Patients aged ≥45 years who received ≥1 dispensed bronchodilator per quarter over three consecutive quarters between 2007 and 2014 and initiated specific COPD therapy were selected from the Echantillon Généraliste des Bénéficiaires (EGB) database. Persistence, defined as the absence of dispensing gaps of >90 days, was measured at 12 months.
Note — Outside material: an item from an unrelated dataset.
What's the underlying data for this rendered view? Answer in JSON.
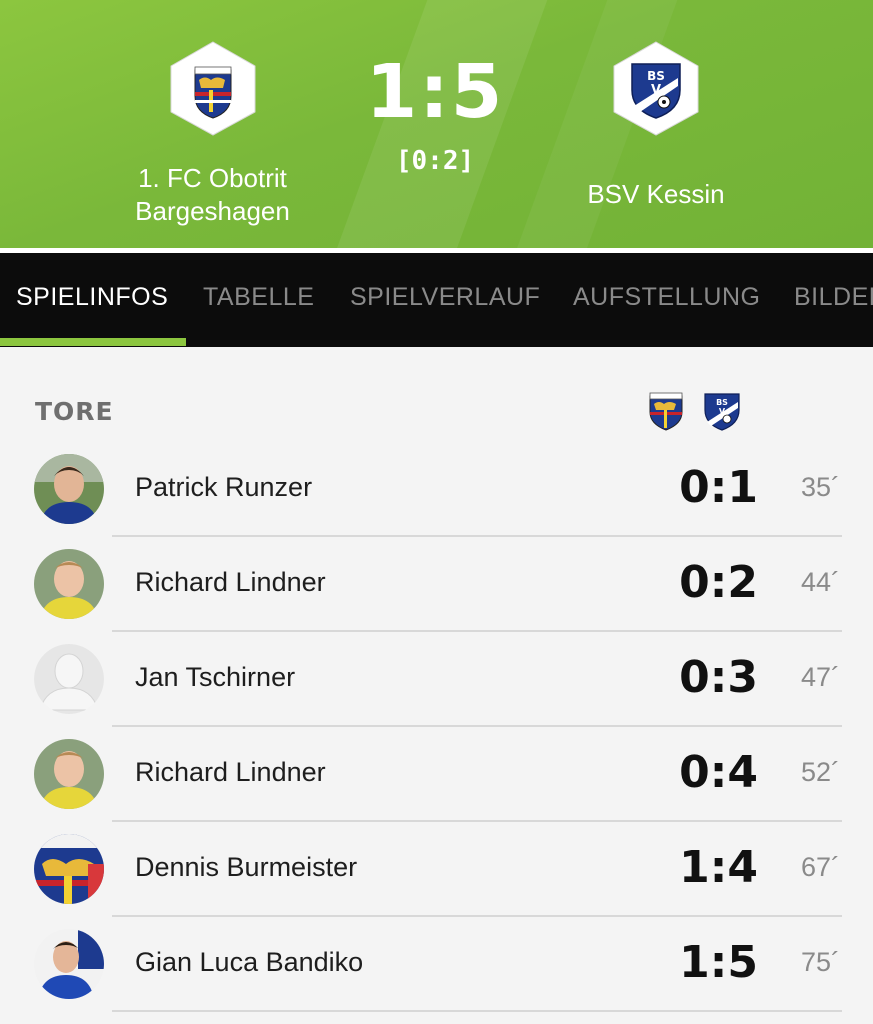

Exacerbations were compared between persistent and non-persistent patients during follow-up after patient matching and adjustment for confounding factors. COPD-related HRU during follow-up was described.

Results

Among 4020 patients with COPD, 2164 initiated a specific therapy. Of these, 54.4% stopped treatment within 12 months. Persistence with all COPD therapy regimens was low, particularly for inhaled corticosteroid (ICS; 25.6%) and ICS/twice-daily long-acting beta-agonist (39.4%) regimens. Among 721 persistent patients who were matched with 721 non-persistent patients, there was no difference in the number of moderate or severe exacerbations at 12 months. However, medical procedures (for instance, pulmonary function testing and chest X-rays) were more frequently observed among persistent patients than among non-persistent patients, suggesting worse disease severity.

Conclusion

Patients receiving specific treatment(s) for COPD demonstrated low persistence for all examined therapy regimens, with no clear impact of persistence status on the frequency of exacerbations at 12 months.

Keywords:

• COPD
• therapy
• persistence
• exacerbations
• healthcare resource use

Acknowledgements

We thank the French National Health Service (Caisse Nationale de l’Assurance Maladie) and the National Institute of Health Data (Institut national des Données de Santé) for providing the data. We also thank Gaëlle Le Moine for the coordination of the manuscript development.

This study was funded by GlaxoSmithKline plc. (study HO-16-17431).

Abbreviations

COPD, chronic obstructive pulmonary disease; EGB, Echantillon Généraliste des Bénéficiaires; FDC, fixed-dose combination; GP, general practitioner; HRU, healthcare resource use; ICD-10, International Classification of Diseases 10th Revision; ICS, inhaled corticosteroid; LABA, long-acting beta-agonist; LAMA, long-acting muscarinic antagonist; LTD, long-term disease; NIV, non-invasive ventilation; OCS, oral corticosteroids; PFT, pulmonary function testing; SABA, short-acting beta-agonist; SAMA, short-acting muscarinic antagonist.

Disclosure

GN, and LS are employees of GlaxoSmithKline (GSK) and own stock in GSK. CCDS was an employee of GSK at the time of the study. EVG is Scientific Advisor for PELyon and has had work sponsored by GSK, during the conduct of the study. FJ, FD, and MB (employees of PELyon) conducted the study through sponsorship by GSK and were not paid for manuscript development. CC reports personal fees from GSK, AZ, Novartis, during the conduct of the study. The authors report no other conflicts of interest in this work.